No le dijo a nadie a donde se dirigía
No le dijo a nadie a donde se dirigía. Caminaba con la chaqueta de cuerina gruesa a través de las frías, húmedas, oscuras calles de adoquín. A decir verdad tampoco sabía a donde iba, tal vez con suerte encontraría algo interesante; un charco con forma, una mujer con un bebé, una anciana en medio de la tempestad o un expendedor de cocaína. Fue la más extraña lluvia que había presenciado desde que había llegado. En menos de 5 segundos ya había andenes inundados y en poco tiempo solo faltaba un minuto para que ya no hubiera más agua por caer. Verdaderamente no se acostumbraría nunca a ese clima. Fue esa reflexión la que le hizo entender que tampoco encontraría un expendedor de cocaína.
Fuera de su hogar estaba solo, cada cierto tiempo se cruzaba con alguna persona, pero eran como fantasmas, a pesar de que se preguntaba que hora sería, no se atrevía a intentar saber. Ni con suerte estos extras del urbano entenderían su propósito, hasta se planteaba que lo atacaran. A pesar de la enajenación con estos sujetos se preguntaba quienes serían, de dónde venían y hacia donde iban, pero no uno por uno, sino en conjunto, como si fuera la misma persona una y otra vez.

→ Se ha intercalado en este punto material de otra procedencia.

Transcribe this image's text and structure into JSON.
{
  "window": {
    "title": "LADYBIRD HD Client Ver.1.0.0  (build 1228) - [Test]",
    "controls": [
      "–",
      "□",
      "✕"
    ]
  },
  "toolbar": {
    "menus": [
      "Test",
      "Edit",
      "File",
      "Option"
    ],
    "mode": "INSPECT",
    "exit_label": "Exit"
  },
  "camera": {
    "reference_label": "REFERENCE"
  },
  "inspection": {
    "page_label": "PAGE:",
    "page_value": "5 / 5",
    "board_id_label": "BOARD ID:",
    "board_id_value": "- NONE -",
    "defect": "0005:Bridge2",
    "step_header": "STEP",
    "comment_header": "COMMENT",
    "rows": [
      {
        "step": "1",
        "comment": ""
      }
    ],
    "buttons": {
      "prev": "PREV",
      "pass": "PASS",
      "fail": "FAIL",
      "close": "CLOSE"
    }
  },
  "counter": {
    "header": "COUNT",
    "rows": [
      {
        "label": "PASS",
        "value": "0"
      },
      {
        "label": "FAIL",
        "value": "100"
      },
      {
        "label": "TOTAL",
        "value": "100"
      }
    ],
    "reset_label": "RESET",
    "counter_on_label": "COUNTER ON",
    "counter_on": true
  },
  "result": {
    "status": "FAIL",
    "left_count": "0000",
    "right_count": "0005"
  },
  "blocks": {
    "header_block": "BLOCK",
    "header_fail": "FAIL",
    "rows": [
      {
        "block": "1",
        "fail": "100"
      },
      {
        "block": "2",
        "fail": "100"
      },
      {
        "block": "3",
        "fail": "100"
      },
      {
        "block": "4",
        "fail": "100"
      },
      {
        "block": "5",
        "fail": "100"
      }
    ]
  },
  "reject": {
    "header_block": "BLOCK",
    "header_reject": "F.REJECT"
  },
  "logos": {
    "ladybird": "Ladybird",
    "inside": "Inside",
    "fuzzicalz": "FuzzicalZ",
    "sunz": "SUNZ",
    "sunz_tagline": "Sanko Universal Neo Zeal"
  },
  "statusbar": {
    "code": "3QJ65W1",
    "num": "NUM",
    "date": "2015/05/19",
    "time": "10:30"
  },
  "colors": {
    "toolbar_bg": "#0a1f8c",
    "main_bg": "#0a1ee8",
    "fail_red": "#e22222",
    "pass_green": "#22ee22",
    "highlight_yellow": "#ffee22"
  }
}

Recordó que no sabía a donde iba y que ahora que se percataba, tampoco sabía volver a la estancia, no sabía donde quedaba. Si quería volver debía empezar a divagar en reversa ahora mismo. Pero no lo hizo.
Recordó que se sentía solo. Quería alguien que lo acompañara yendo hacia la nada. Alguien a quien amara. Alaia. Que no estuviese caminando sin rumbo, sino que estuviese caminando con Alaia.
Entonces se detuvo justo antes de chocar contra un muro, se vió como si esa fuera su intención. Pero tuvo suerte de percatarse de su existencia y de la del muro. Había un ladrillo quebrado en medio de la pared. Tenía mucho tiempo de estar así, pues los ladrillos de arriba ya se veían desalineados. Se le ocurrió ver por sobre la parte desnivelada. No había nada, era un lote vacío limitado por cuatro muros iguales menos por el que estaba frente a él. Tenía unos bloques que parecían tapar lo que alguna vez fue una ventana. Pero no había nada que tapara una puerta.
Siguió deambulando sin ver mayor cosa. Hasta que amaneció. Esperó a que se iluminara el cielo por completo junto a la terminal de buses. Tomó el bus que decía el nombre de la estancia. En el camino se cruzó con una parte del trayecto de la noche anterior. Vió el lote. Había un vagabundo caminando junto a la pared con el desnivel. Se bajó en el paradero más cercano al inquilinato. Entró sin cruzar palabra con alguien. Se acostó y durmió.
22/11
Soñó con el vagabundo. Una vez pasó cerca de él desde el bus él le miró y ahora podía ver a través de los ojos del vagabundo. Podía sentir ser el vagabundo. Sintió hambre, dolor en los pies, frío y peso de todo el cuerpo más lo que cargaba en la espalda. Miró el desnivel. Puso la mano en la pared y con naturalidad abrió el muro como una puerta. Adentro estaba su habitación de la niñez, su cama con edredón de caricaturas y la lámpara de lava roja. Volvió a ver la puerta y era de ladrillo y concreto. La cerró. Descargó lo que llevaba consigo, se quitó la chaqueta empapada y se sentó en la cama para quitarse los zapatos mojados. Le dolió quitárselos, pero ya hecho eso se recostó y se cubrió con la cobija. Cerró los ojos y sintió el descanso. En su frente se fundió un beso de su madre y su voz deseándole buena noche. Cuando abrió los ojos para verla solo consiguió la humedad del techo y el olor a viejo de la habitación y a múltiples desayunos en el piso.